The biblical scholarship behind the HCSB is very up-to-date. It uses some unique ways of rendering certain passages and terms that I have not seen in other translations. One that stands out in my mind is the rendering of “temple complex” instead of “temple”. The HCSB is not as colloquial as the TNIV but it does have a few colloquial terms (e.g., slacker instead of TNIV’s sluggard). I also like the HCSB’s use of bold print in the New Testament where it quotes Old Testament passages. This helps me to understand the N.T. text in its proper context. I also prefer its contemporary use of digits, weights and measures (e.g., 9,000 instead of nine thousand; feet instead of cubits; gallons instead of baths, etc.). I also like its use of square brackets to denote words not in the original Greek.
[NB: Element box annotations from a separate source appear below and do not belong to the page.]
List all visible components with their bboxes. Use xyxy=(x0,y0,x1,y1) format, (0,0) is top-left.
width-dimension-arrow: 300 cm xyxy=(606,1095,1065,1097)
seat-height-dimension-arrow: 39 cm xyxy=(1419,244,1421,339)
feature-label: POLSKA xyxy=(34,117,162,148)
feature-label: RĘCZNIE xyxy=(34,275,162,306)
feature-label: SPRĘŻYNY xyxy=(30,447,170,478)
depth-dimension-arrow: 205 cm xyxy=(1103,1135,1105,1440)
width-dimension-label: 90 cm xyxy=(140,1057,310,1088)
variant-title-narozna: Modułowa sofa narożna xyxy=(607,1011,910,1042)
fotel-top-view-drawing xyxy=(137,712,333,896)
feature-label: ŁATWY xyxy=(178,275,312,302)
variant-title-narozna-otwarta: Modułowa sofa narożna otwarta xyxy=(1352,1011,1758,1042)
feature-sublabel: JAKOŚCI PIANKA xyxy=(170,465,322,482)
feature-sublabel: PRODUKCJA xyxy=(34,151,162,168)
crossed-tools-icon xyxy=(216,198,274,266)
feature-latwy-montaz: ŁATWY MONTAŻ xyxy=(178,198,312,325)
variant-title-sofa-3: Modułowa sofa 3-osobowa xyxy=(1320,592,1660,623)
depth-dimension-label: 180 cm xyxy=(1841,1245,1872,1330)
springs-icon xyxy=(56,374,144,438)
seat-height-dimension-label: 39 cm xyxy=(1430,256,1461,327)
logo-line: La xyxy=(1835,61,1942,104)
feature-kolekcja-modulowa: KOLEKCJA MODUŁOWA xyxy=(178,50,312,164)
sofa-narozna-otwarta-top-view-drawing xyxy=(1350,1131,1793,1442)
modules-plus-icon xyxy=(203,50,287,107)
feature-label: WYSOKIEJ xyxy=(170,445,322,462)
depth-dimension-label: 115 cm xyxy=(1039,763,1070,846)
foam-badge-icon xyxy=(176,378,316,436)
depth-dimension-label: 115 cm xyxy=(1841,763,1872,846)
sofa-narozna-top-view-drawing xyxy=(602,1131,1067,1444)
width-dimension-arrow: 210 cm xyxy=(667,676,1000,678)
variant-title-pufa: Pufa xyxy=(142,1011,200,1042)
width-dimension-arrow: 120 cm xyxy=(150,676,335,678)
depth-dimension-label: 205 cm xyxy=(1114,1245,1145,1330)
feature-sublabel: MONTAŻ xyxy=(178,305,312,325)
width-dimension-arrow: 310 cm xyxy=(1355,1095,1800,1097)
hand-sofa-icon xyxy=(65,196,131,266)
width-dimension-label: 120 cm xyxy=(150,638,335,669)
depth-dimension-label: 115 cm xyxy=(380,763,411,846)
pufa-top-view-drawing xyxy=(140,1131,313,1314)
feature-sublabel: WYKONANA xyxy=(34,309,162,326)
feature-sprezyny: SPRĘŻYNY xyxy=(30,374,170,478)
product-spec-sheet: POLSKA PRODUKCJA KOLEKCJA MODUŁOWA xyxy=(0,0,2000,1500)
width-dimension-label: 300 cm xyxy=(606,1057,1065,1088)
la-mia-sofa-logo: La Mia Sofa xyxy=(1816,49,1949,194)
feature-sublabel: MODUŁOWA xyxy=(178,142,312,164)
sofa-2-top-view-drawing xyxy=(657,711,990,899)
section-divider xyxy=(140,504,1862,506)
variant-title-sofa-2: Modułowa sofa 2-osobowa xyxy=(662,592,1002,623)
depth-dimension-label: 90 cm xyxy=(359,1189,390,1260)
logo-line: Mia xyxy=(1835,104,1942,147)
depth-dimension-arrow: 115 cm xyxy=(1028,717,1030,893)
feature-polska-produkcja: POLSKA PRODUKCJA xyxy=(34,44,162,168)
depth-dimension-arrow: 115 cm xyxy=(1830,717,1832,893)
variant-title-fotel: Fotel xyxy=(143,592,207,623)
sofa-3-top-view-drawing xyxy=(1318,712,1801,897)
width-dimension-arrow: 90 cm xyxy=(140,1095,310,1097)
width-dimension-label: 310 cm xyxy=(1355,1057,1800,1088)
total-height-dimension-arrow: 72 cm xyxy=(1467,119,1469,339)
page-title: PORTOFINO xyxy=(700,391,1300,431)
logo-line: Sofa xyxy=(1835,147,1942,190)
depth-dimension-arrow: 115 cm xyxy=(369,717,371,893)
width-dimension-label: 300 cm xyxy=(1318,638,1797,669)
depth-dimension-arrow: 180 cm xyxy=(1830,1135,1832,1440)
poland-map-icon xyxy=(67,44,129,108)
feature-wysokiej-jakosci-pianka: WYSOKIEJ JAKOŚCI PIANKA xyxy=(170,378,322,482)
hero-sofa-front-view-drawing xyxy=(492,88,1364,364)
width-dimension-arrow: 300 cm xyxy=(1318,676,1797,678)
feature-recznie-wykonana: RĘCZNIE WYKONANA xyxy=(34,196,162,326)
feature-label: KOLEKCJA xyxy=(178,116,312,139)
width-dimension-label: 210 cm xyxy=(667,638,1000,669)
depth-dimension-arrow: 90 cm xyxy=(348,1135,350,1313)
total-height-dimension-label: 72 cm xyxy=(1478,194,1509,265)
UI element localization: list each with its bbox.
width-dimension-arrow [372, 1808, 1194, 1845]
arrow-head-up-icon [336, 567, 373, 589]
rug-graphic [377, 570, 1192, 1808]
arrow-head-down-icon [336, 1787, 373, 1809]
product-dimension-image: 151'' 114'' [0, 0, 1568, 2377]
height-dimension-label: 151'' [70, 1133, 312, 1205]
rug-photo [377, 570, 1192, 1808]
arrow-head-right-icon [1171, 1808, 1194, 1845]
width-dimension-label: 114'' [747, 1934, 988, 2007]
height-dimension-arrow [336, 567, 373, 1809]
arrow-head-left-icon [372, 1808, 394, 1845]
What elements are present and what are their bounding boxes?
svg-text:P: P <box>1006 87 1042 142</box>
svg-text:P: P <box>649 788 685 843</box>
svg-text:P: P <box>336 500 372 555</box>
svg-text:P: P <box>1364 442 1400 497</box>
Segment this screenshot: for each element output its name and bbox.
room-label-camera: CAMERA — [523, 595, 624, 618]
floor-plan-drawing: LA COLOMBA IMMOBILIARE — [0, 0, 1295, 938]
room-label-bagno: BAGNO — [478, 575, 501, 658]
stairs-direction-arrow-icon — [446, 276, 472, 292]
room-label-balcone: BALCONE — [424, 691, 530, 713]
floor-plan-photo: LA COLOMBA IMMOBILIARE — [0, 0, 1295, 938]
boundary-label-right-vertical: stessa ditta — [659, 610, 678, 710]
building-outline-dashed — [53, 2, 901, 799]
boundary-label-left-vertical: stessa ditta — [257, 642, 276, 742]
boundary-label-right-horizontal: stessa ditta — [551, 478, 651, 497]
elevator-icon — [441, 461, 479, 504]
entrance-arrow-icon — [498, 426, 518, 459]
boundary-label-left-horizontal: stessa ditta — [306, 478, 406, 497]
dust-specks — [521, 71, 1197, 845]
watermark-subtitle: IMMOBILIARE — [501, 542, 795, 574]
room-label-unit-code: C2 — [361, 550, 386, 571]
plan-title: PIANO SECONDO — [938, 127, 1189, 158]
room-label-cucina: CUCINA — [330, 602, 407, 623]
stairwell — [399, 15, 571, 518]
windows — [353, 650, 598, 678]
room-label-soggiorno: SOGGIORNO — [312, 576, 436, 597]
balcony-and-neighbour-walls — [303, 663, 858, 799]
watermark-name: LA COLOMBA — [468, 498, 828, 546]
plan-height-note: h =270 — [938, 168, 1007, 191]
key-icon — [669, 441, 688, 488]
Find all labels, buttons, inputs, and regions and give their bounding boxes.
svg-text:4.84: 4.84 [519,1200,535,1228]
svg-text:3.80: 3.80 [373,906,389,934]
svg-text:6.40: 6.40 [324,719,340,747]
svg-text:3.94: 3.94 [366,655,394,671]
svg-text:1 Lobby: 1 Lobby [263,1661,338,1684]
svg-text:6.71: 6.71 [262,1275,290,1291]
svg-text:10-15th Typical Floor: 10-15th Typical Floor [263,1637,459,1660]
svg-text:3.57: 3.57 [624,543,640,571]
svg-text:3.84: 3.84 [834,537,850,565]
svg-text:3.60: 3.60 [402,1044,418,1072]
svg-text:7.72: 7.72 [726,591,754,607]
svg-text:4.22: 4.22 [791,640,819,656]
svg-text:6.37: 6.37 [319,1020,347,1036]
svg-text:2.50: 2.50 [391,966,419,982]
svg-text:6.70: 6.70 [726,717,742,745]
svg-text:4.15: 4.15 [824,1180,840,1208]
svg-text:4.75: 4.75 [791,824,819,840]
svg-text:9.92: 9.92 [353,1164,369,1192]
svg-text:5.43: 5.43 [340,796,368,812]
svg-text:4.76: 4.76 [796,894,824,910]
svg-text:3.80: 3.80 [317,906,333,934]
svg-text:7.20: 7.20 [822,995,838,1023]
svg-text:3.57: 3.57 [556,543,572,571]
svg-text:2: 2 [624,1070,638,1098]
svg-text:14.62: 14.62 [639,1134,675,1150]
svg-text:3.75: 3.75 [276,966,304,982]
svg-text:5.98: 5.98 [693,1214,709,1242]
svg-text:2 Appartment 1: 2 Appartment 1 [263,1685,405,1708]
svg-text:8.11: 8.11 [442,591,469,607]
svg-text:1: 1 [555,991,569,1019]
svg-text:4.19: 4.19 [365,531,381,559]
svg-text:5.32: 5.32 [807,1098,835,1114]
This adds an element of transparency and clarity for the reader. Even though these extra tools in the HCSB are unnecessary niceties, they are, nevertheless, helpful to the reader. There are some renderings in the HCSB that may also be more accurate than the TNIV; however, vice versa is also true because there are places where either one of the two translations may have the better rendering.
Since it is being continually revised each year, it can only get better. I predict that the HCSB will eventually make inroads to establish itself as one of two premier mediating translations in the evangelical world. I also use the HCSB in my preaching. I have confidence that it accurately speaks the word of God into the lives of its listeners and readers.
Roman Catholics who read the NAB will be much more familiar with it than me. The NAB is a translation that I was not very familiar with when I started this series. It was a third option that I wanted to throw in to make the comparison more interesting. After doing this series, I still have to say that I am still not as familiar with it as I would like to be. The NAB is also an accurate translation but not as accurate as the TNIV or HCSB. I cannot make any conclusive statements about its Old Testament because both Old and New Testaments seem to have two different approaches to translation philosophy. The first edition of the NAB was later revised and was known as the Revised NAB, and then later it was amended again so it was known as the Amended Revised NAB. The latest revision of the NAB’s N.T. is now more gender-inclusive. It is slightly less literal than the TNIV; but in terms of gender-inclusivity, it stands in between the TNIV and HCSB. The NAB’s unique renderings also bring a fresh perspective to viewing certain passages. It lends itself better to Roman Catholic theology. I guess this is why it is used by Roman Catholics, particularly Roman Catholics in the United States. In the U.S., some parishes prefer the use of the RSV over the NAB in their lectionary readings due to occasionally awkward and inaccurate renderings.
The next series will likely be on dynamic or functional translations. It will likely come in the Fall of 2008.